Berbulan-bulan berlalu, dan meskipun kehidupan tampak terus berjalan, aku mulai merasa semakin tersesat dalam perasaanku sendiri. Setiap hari kulalui dengan senyum di wajahku, terutama ketika berada di sekitar Gian atau keluargaku. Namun, di dalam diriku, ada badai yang terus bergejolak—rasa sedih, cemas, marah, dan lelah yang datang dan pergi tanpa aba-aba. Malam-malamku semakin penuh dengan tangisan diam-diam, sementara siang hari terasa seperti aku hanya menjalani hidup tanpa arah yang jelas.
Semua ini sudah berlangsung begitu lama sejak kecelakaan itu, sejak kepergian Mas Figo dan Mbak Vita. Terkadang aku merasa diriku sudah beradaptasi, sudah menerima kenyataan.

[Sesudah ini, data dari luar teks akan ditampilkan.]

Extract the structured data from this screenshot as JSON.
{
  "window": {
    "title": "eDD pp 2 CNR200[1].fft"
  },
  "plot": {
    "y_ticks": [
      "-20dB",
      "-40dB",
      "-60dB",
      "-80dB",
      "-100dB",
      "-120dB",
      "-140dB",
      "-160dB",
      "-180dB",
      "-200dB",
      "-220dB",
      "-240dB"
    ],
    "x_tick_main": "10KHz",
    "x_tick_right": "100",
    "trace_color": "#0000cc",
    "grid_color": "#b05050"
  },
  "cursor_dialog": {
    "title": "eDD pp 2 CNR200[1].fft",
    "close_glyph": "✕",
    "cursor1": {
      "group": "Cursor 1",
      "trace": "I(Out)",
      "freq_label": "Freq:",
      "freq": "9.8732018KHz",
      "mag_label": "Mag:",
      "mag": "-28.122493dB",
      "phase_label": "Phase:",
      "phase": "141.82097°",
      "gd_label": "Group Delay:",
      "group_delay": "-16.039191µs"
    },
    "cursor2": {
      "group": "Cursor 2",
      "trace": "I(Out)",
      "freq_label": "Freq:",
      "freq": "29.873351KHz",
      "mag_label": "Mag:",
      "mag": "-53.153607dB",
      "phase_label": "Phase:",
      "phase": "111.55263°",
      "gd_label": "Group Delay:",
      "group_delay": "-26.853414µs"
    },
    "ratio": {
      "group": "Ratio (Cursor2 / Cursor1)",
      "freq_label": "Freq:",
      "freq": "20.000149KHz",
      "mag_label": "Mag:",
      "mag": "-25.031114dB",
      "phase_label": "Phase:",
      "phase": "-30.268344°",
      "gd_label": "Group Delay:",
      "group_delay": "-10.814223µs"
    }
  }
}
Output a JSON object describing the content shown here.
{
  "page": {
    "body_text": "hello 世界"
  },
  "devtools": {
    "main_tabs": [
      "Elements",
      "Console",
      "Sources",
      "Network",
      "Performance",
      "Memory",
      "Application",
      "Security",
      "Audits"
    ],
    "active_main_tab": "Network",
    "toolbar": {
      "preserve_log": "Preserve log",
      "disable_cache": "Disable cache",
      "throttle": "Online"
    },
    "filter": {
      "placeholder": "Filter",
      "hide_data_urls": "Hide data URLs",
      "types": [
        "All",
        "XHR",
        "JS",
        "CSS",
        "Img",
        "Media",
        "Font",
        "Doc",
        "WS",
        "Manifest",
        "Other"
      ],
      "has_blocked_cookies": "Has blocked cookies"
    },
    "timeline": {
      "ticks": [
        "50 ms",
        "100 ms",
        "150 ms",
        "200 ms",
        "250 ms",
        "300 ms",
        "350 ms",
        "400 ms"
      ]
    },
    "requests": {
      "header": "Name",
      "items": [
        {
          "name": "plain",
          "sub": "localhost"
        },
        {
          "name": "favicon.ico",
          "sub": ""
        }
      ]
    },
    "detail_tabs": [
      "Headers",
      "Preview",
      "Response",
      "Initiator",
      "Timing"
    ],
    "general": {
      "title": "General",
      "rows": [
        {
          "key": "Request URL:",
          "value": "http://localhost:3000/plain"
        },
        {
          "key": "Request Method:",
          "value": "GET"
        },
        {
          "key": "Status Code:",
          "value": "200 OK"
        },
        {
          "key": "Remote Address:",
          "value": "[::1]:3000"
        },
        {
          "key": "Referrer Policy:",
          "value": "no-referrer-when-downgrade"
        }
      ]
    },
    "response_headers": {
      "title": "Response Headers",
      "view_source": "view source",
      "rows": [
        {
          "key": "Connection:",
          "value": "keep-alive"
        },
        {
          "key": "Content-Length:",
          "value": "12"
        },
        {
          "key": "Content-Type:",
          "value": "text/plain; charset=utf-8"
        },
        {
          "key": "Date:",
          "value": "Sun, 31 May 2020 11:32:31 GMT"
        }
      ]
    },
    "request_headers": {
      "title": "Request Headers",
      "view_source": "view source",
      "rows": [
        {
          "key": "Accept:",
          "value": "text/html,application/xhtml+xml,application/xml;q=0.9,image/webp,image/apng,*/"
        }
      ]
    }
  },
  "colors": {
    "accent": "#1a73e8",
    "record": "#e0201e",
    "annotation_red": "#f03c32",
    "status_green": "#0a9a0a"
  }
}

Namun, di momen-momen tertentu, perasaan itu kembali menyerangku dengan begitu kuat, membuatku terhimpit di antara kenangan dan tanggung jawab yang semakin berat. Di satu sisi, aku tahu harus kuat untuk Gian. Dia membutuhkan figur yang bisa diandalkan, dan aku mencoba sekuat tenaga menjadi sosok itu. Tapi di sisi lain, ada perasaan takut yang menggerogoti, bahwa aku mulai kehilangan diriku dalam prosesnya.
Setiap kali aku berpikir untuk menemui psikolog, ada perasaan ragu yang muncul. Mungkin ini hanya fase. Mungkin aku hanya butuh waktu. Mungkin aku harus lebih bersyukur dan menguatkan diri. Tapi semakin hari, perasaan ini semakin tak tertahankan. Ada rasa bersalah yang terus menghantuiku. Mengapa aku tidak bisa mengatasi ini sendirian? Aku terus bertanya-tanya, takut untuk menghadapi kenyataan bahwa mungkin aku membutuhkan bantuan.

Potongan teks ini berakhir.